Otros nombramientos de socialistas fueron el del nuevo ministro para Europa, Jean Pierre Jouyet, amigo de familia de la señora Royal; Eric Besson, Ministro Adjunto para Políticas Públicas y ex jefe del equipo de asesores económicos de la campaña de la señora Royal; Jean Louis Borloo, ex ministro socialista de asuntos sociales quien va al ministerio de trabajo; Hubert Vedrine, ex ministro socialista de Relaciones Exteriores y Martin Hirsch, en funciones dentro del sector de lucha contra la pobreza.

La derecha también ha visto sus partidas. Una importante cantidad de diputados de la derecha ha aceptado cargos en el nuevo gobierno y su representación en la asamblea ha descendido de valores de dos cifras a cifras simples. La más notable de todas ha sido la del señor Herve Morin. Mano derecha del ex-candidato presidencial Francois Bayrou y quien es ahora el nuevo ministro de defensa.

El señor Francois Hollande, jefe de los Socialistas, ex compañero sentimental de la señora Royal y padre de sus cuatro hijos, ha acusado al presidente francés de tratar de desestabilizar el partido socialista. Pero el simbolismo de las acciones del actual presidente es poderoso.
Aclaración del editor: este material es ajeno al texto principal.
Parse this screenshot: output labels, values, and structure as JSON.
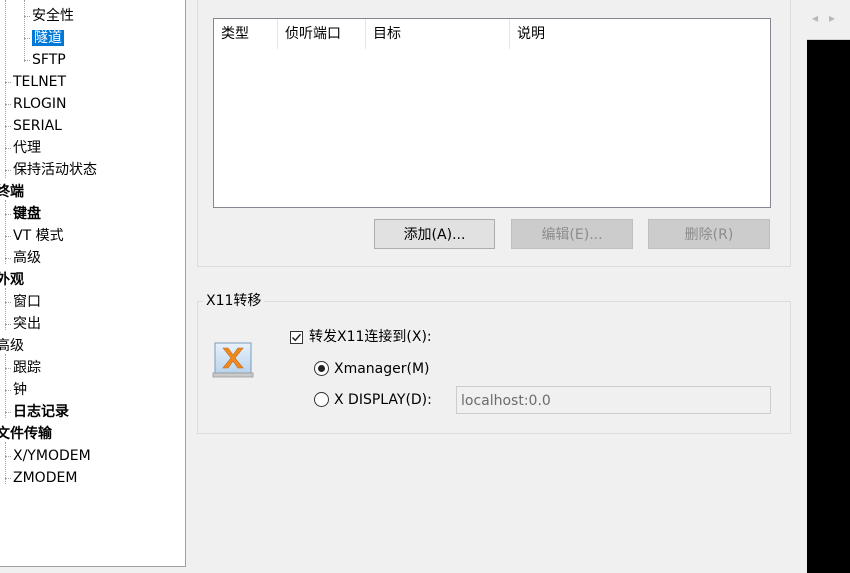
{
  "tree": {
    "items": [
      {
        "label": "安全性",
        "depth": 2,
        "bold": false,
        "selected": false
      },
      {
        "label": "隧道",
        "depth": 2,
        "bold": false,
        "selected": true
      },
      {
        "label": "SFTP",
        "depth": 2,
        "bold": false,
        "selected": false
      },
      {
        "label": "TELNET",
        "depth": 1,
        "bold": false,
        "selected": false
      },
      {
        "label": "RLOGIN",
        "depth": 1,
        "bold": false,
        "selected": false
      },
      {
        "label": "SERIAL",
        "depth": 1,
        "bold": false,
        "selected": false
      },
      {
        "label": "代理",
        "depth": 1,
        "bold": false,
        "selected": false
      },
      {
        "label": "保持活动状态",
        "depth": 1,
        "bold": false,
        "selected": false
      },
      {
        "label": "终端",
        "depth": 0,
        "bold": true,
        "selected": false
      },
      {
        "label": "键盘",
        "depth": 1,
        "bold": true,
        "selected": false
      },
      {
        "label": "VT 模式",
        "depth": 1,
        "bold": false,
        "selected": false
      },
      {
        "label": "高级",
        "depth": 1,
        "bold": false,
        "selected": false
      },
      {
        "label": "外观",
        "depth": 0,
        "bold": true,
        "selected": false
      },
      {
        "label": "窗口",
        "depth": 1,
        "bold": false,
        "selected": false
      },
      {
        "label": "突出",
        "depth": 1,
        "bold": false,
        "selected": false
      },
      {
        "label": "高级",
        "depth": 0,
        "bold": false,
        "selected": false
      },
      {
        "label": "跟踪",
        "depth": 1,
        "bold": false,
        "selected": false
      },
      {
        "label": "钟",
        "depth": 1,
        "bold": false,
        "selected": false
      },
      {
        "label": "日志记录",
        "depth": 1,
        "bold": true,
        "selected": false
      },
      {
        "label": "文件传输",
        "depth": 0,
        "bold": true,
        "selected": false
      },
      {
        "label": "X/YMODEM",
        "depth": 1,
        "bold": false,
        "selected": false
      },
      {
        "label": "ZMODEM",
        "depth": 1,
        "bold": false,
        "selected": false
      }
    ]
  },
  "tunnel": {
    "columns": [
      "类型",
      "侦听端口",
      "目标",
      "说明"
    ],
    "rows": [],
    "add_label": "添加(A)...",
    "edit_label": "编辑(E)...",
    "delete_label": "删除(R)"
  },
  "x11": {
    "group_title": "X11转移",
    "forward_label": "转发X11连接到(X):",
    "forward_checked": true,
    "xmanager_label": "Xmanager(M)",
    "display_label": "X DISPLAY(D):",
    "selected_option": "xmanager",
    "display_value": "localhost:0.0"
  },
  "icons": {
    "x11": "xmanager-icon",
    "tab_left": "tab-scroll-left-icon",
    "tab_right": "tab-scroll-right-icon"
  },
  "colors": {
    "selection": "#0078d7",
    "dialog_bg": "#f0f0f0"
  }
}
Al actuar como un gobernante incluyente, responde al deseo popular de que sea tomada en cuenta la agenda socialista. Estos, a pesar de la derrota que sufrieron, recibieron una importante votación. Al formar un gobierno de base amplia, el presidente francés también acalló acusaciones de sectarismo ideológico que le endilgaron al inicio de su gestión.

Todo esto que ocurre en una de las democracias más respetadas del mundo, tiene lecturas importantes para nosotros los dominicanos. Recientes cambios en el gabinete de gobierno del presidente Fernández incluyeron adhesiones importantes de figuras de partidos grandes y pequeños de oposición al oficialismo. Sectores de opinión pública han calificado las medidas de clientelistas, de circo y hasta de ser muestras de prostitución política (¡!).

Es evidente que opinar de esta forma evidencia una grave escasez de marcos de referencia y una inexcusable omisión de un serio ejercicio de política comparativa. No debería ser políticamente reprochable que un presidente dominicano actúe, como decía Ortega y Gasset, a la altura de sus tiempos. Mostrándose integrador con sus opositores, tal y como lo hacen sus homólogos de latitudes más avanzadas.

Pero los paralelismos no terminan ahí. Allá como aquí, las quejas por los nombramientos no han sido exclusivas del campo opositor. En Francia, los amigos más antiguos del presidente Sarkozy se quejan de marginación, aunque dicen los comentaristas que puede que estén encaminados a sufrir decepciones adicionales.

En el caso del presidente Fernández, algunas remociones también han afectado a algunos de sus hombres más cercanos; éstos han puesto a disposición del ejecutivo importantes incumbencias en aras de la conformación de una especie de gobierno de concentración nacional, tal y como lo visualizó en su momento uno de los grandes demócratas dominicanos, el doctor José Francisco Peña Gómez.

Cuestionado sobre la inclusión de opositores en su gabinete y la omisión de importantes figuras de su entorno tradicional, el jefe de gobierno francés dijo que hay que recordar lo siguiente: «…la lealtad, es un asunto de sentimientos». Para luego agregar: «Gobernar, es un asunto de eficiencia».